Meeting me on the road where I now look for it. This light, it is my constant comfort and hope. For light always finds a way to shine, always finds a way to win over the darkness.
“The Light shines in the darkness and the darkness has not overcome it.” (John 1:5, NIV)
It was just four short days ago that I was traveling home from Charlottetown in a thick fog. I had pulled into Summerside for a coffee as my eyes were trying desperately to shut, so weary I was after a long day. I was getting ready to head back on the road when I realized how challenging my ride home was about to be. Everywhere my eyes landed there was a haze. As I pulled up to a stop light, I noticed that directly in front of me was a small aluminum trailer attached to a truck. As I turned out onto the highway, I could hardly see a thing to my right or my left, but I thankfully could always see the four red lights shining out toward me on that trailer.

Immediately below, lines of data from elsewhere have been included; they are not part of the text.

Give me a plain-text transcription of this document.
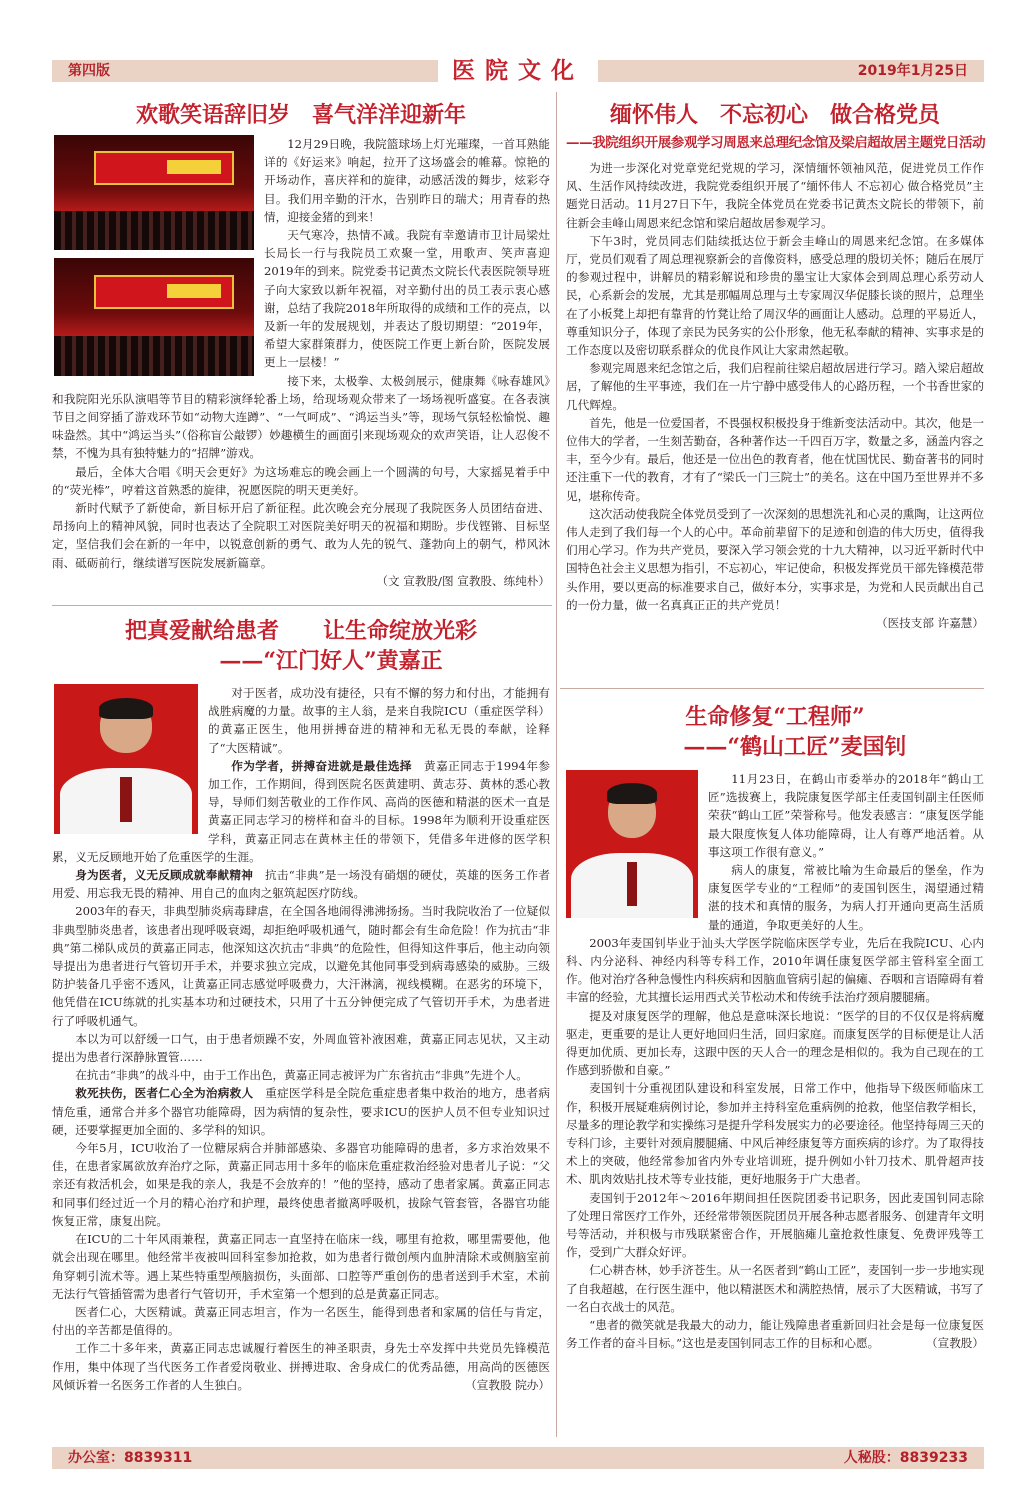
第四版	2019年1月25日
医院文化
欢歌笑语辞旧岁　喜气洋洋迎新年

12月29日晚，我院篮球场上灯光璀璨，一首耳熟能详的《好运来》响起，拉开了这场盛会的帷幕。惊艳的开场动作，喜庆祥和的旋律，动感活泼的舞步，炫彩夺目。我们用辛勤的汗水，告别昨日的瑞犬；用青春的热情，迎接金猪的到来！

天气寒冷，热情不减。我院有幸邀请市卫计局梁灶长局长一行与我院员工欢聚一堂，用歌声、笑声喜迎2019年的到来。院党委书记黄杰文院长代表医院领导班子向大家致以新年祝福，对辛勤付出的员工表示衷心感谢，总结了我院2018年所取得的成绩和工作的亮点，以及新一年的发展规划，并表达了殷切期望：“2019年，希望大家群策群力，使医院工作更上新台阶，医院发展更上一层楼！”

接下来，太极拳、太极剑展示，健康舞《咏春雄风》和我院阳光乐队演唱等节目的精彩演绎轮番上场，给现场观众带来了一场场视听盛宴。在各表演节目之间穿插了游戏环节如“动物大连蹲”、“一气呵成”、“鸿运当头”等，现场气氛轻松愉悦、趣味盎然。其中“鸿运当头”（俗称盲公敲锣）妙趣横生的画面引来现场观众的欢声笑语，让人忍俊不禁，不愧为具有独特魅力的“招牌”游戏。

最后，全体大合唱《明天会更好》为这场难忘的晚会画上一个圆满的句号，大家摇晃着手中的“荧光棒”，哼着这首熟悉的旋律，祝愿医院的明天更美好。

新时代赋予了新使命，新目标开启了新征程。此次晚会充分展现了我院医务人员团结奋进、昂扬向上的精神风貌，同时也表达了全院职工对医院美好明天的祝福和期盼。步伐铿锵、目标坚定，坚信我们会在新的一年中，以锐意创新的勇气、敢为人先的锐气、蓬勃向上的朝气，栉风沐雨、砥砺前行，继续谱写医院发展新篇章。

（文 宣教股/图 宣教股、练纯朴）
把真爱献给患者　　让生命绽放光彩
——“江门好人”黄嘉正

对于医者，成功没有捷径，只有不懈的努力和付出，才能拥有战胜病魔的力量。故事的主人翁，是来自我院ICU（重症医学科）的黄嘉正医生，他用拼搏奋进的精神和无私无畏的奉献，诠释了“大医精诚”。

作为学者，拼搏奋进就是最佳选择　 黄嘉正同志于1994年参加工作，工作期间，得到医院名医黄建明、黄志芬、黄林的悉心教导，导师们刻苦敬业的工作作风、高尚的医德和精湛的医术一直是黄嘉正同志学习的榜样和奋斗的目标。1998年为顺利开设重症医学科，黄嘉正同志在黄林主任的带领下，凭借多年进修的医学积累，义无反顾地开始了危重医学的生涯。

身为医者，义无反顾成就奉献精神　 抗击“非典”是一场没有硝烟的硬仗，英雄的医务工作者用爱、用忘我无畏的精神、用自己的血肉之躯筑起医疗防线。

2003年的春天，非典型肺炎病毒肆虐，在全国各地闹得沸沸扬扬。当时我院收治了一位疑似非典型肺炎患者，该患者出现呼吸衰竭，却拒绝呼吸机通气，随时都会有生命危险！作为抗击“非典”第二梯队成员的黄嘉正同志，他深知这次抗击“非典”的危险性，但得知这件事后，他主动向领导提出为患者进行气管切开手术，并要求独立完成，以避免其他同事受到病毒感染的威胁。三级防护装备几乎密不透风，让黄嘉正同志感觉呼吸费力，大汗淋漓，视线模糊。在恶劣的环境下，他凭借在ICU练就的扎实基本功和过硬技术，只用了十五分钟便完成了气管切开手术，为患者进行了呼吸机通气。

本以为可以舒缓一口气，由于患者烦躁不安，外周血管补液困难，黄嘉正同志见状，又主动提出为患者行深静脉置管……

在抗击“非典”的战斗中，由于工作出色，黄嘉正同志被评为广东省抗击“非典”先进个人。

救死扶伤，医者仁心全为治病救人　 重症医学科是全院危重症患者集中救治的地方，患者病情危重，通常合并多个器官功能障碍，因为病情的复杂性，要求ICU的医护人员不但专业知识过硬，还要掌握更加全面的、多学科的知识。

今年5月，ICU收治了一位糖尿病合并肺部感染、多器官功能障碍的患者，多方求治效果不佳，在患者家属欲放弃治疗之际，黄嘉正同志用十多年的临床危重症救治经验对患者儿子说：“父亲还有救活机会，如果是我的亲人，我是不会放弃的！”他的坚持，感动了患者家属。黄嘉正同志和同事们经过近一个月的精心治疗和护理，最终使患者撤离呼吸机，拔除气管套管，各器官功能恢复正常，康复出院。

在ICU的二十年风雨兼程，黄嘉正同志一直坚持在临床一线，哪里有抢救，哪里需要他，他就会出现在哪里。他经常半夜被叫回科室参加抢救，如为患者行微创颅内血肿清除术或侧脑室前角穿刺引流术等。遇上某些特重型颅脑损伤，头面部、口腔等严重创伤的患者送到手术室，术前无法行气管插管需为患者行气管切开，手术室第一个想到的总是黄嘉正同志。

医者仁心，大医精诚。黄嘉正同志坦言，作为一名医生，能得到患者和家属的信任与肯定，付出的辛苦都是值得的。

工作二十多年来，黄嘉正同志忠诚履行着医生的神圣职责，身先士卒发挥中共党员先锋模范作用，集中体现了当代医务工作者爱岗敬业、拼搏进取、舍身成仁的优秀品德，用高尚的医德医风倾诉着一名医务工作者的人生独白。	（宣教股 院办）

缅怀伟人　不忘初心　做合格党员
——我院组织开展参观学习周恩来总理纪念馆及梁启超故居主题党日活动

为进一步深化对党章党纪党规的学习，深情缅怀领袖风范，促进党员工作作风、生活作风持续改进，我院党委组织开展了“缅怀伟人 不忘初心 做合格党员”主题党日活动。11月27日下午，我院全体党员在党委书记黄杰文院长的带领下，前往新会圭峰山周恩来纪念馆和梁启超故居参观学习。

下午3时，党员同志们陆续抵达位于新会圭峰山的周恩来纪念馆。在多媒体厅，党员们观看了周总理视察新会的音像资料，感受总理的殷切关怀；随后在展厅的参观过程中，讲解员的精彩解说和珍贵的墨宝让大家体会到周总理心系劳动人民，心系新会的发展，尤其是那幅周总理与土专家周汉华促膝长谈的照片，总理坐在了小板凳上却把有靠背的竹凳让给了周汉华的画面让人感动。总理的平易近人，尊重知识分子，体现了亲民为民务实的公仆形象，他无私奉献的精神、实事求是的工作态度以及密切联系群众的优良作风让大家肃然起敬。

参观完周恩来纪念馆之后，我们启程前往梁启超故居进行学习。踏入梁启超故居，了解他的生平事迹，我们在一片宁静中感受伟人的心路历程，一个书香世家的几代辉煌。

首先，他是一位爱国者，不畏强权积极投身于维新变法活动中。其次，他是一位伟大的学者，一生刻苦勤奋，各种著作达一千四百万字，数量之多，涵盖内容之丰，至今少有。最后，他还是一位出色的教育者，他在忧国忧民、勤奋著书的同时还注重下一代的教育，才有了“梁氏一门三院士”的美名。这在中国乃至世界并不多见，堪称传奇。

这次活动使我院全体党员受到了一次深刻的思想洗礼和心灵的熏陶，让这两位伟人走到了我们每一个人的心中。革命前辈留下的足迹和创造的伟大历史，值得我们用心学习。作为共产党员，要深入学习领会党的十九大精神，以习近平新时代中国特色社会主义思想为指引，不忘初心，牢记使命，积极发挥党员干部先锋模范带头作用，要以更高的标准要求自己，做好本分，实事求是，为党和人民贡献出自己的一份力量，做一名真真正正的共产党员！

（医技支部 许嘉慧）
生命修复“工程师”
——“鹤山工匠”麦国钊

11月23日，在鹤山市委举办的2018年“鹤山工匠”选拔赛上，我院康复医学部主任麦国钊副主任医师荣获“鹤山工匠”荣誉称号。他发表感言：“康复医学能最大限度恢复人体功能障碍，让人有尊严地活着。从事这项工作很有意义。”

病人的康复，常被比喻为生命最后的堡垒，作为康复医学专业的“工程师”的麦国钊医生，渴望通过精湛的技术和真情的服务，为病人打开通向更高生活质量的通道，争取更美好的人生。

2003年麦国钊毕业于汕头大学医学院临床医学专业，先后在我院ICU、心内科、内分泌科、神经内科等专科工作，2010年调任康复医学部主管科室全面工作。他对治疗各种急慢性内科疾病和因脑血管病引起的偏瘫、吞咽和言语障碍有着丰富的经验，尤其擅长运用西式关节松动术和传统手法治疗颈肩腰腿痛。

提及对康复医学的理解，他总是意味深长地说：“医学的目的不仅仅是将病魔驱走，更重要的是让人更好地回归生活，回归家庭。而康复医学的目标便是让人活得更加优质、更加长寿，这跟中医的天人合一的理念是相似的。我为自己现在的工作感到骄傲和自豪。”

麦国钊十分重视团队建设和科室发展，日常工作中，他指导下级医师临床工作，积极开展疑难病例讨论，参加并主持科室危重病例的抢救，他坚信教学相长，尽量多的理论教学和实操练习是提升学科发展实力的必要途径。他坚持每周三天的专科门诊，主要针对颈肩腰腿痛、中风后神经康复等方面疾病的诊疗。为了取得技术上的突破，他经常参加省内外专业培训班，提升例如小针刀技术、肌骨超声技术、肌肉效贴扎技术等专业技能，更好地服务于广大患者。

麦国钊于2012年～2016年期间担任医院团委书记职务，因此麦国钊同志除了处理日常医疗工作外，还经常带领医院团员开展各种志愿者服务、创建青年文明号等活动，并积极与市残联紧密合作，开展脑瘫儿童抢救性康复、免费评残等工作，受到广大群众好评。

仁心耕杏林，妙手济苍生。从一名医者到“鹤山工匠”，麦国钊一步一步地实现了自我超越，在行医生涯中，他以精湛医术和满腔热情，展示了大医精诚，书写了一名白衣战士的风范。

“患者的微笑就是我最大的动力，能让残障患者重新回归社会是每一位康复医务工作者的奋斗目标。”这也是麦国钊同志工作的目标和心愿。	（宣教股）

办公室：8839311	人秘股：8839233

I watched those four red lights as if they were a beacon. And for mile after mile after mile, those red lights were my focal point on which I intently set my sites. When I lost track of the lights, I lost track of the road. When I was in view of the lights, I was safely where I needed to be.
Those lights led me home.
In the dying light of day, Light leads forward into another morn, come what may. For there is always light and light brings hope. Hope spills recklessly like a beam of brilliant light over a darkened world, reigning eternal. Showing us the way, leading us home.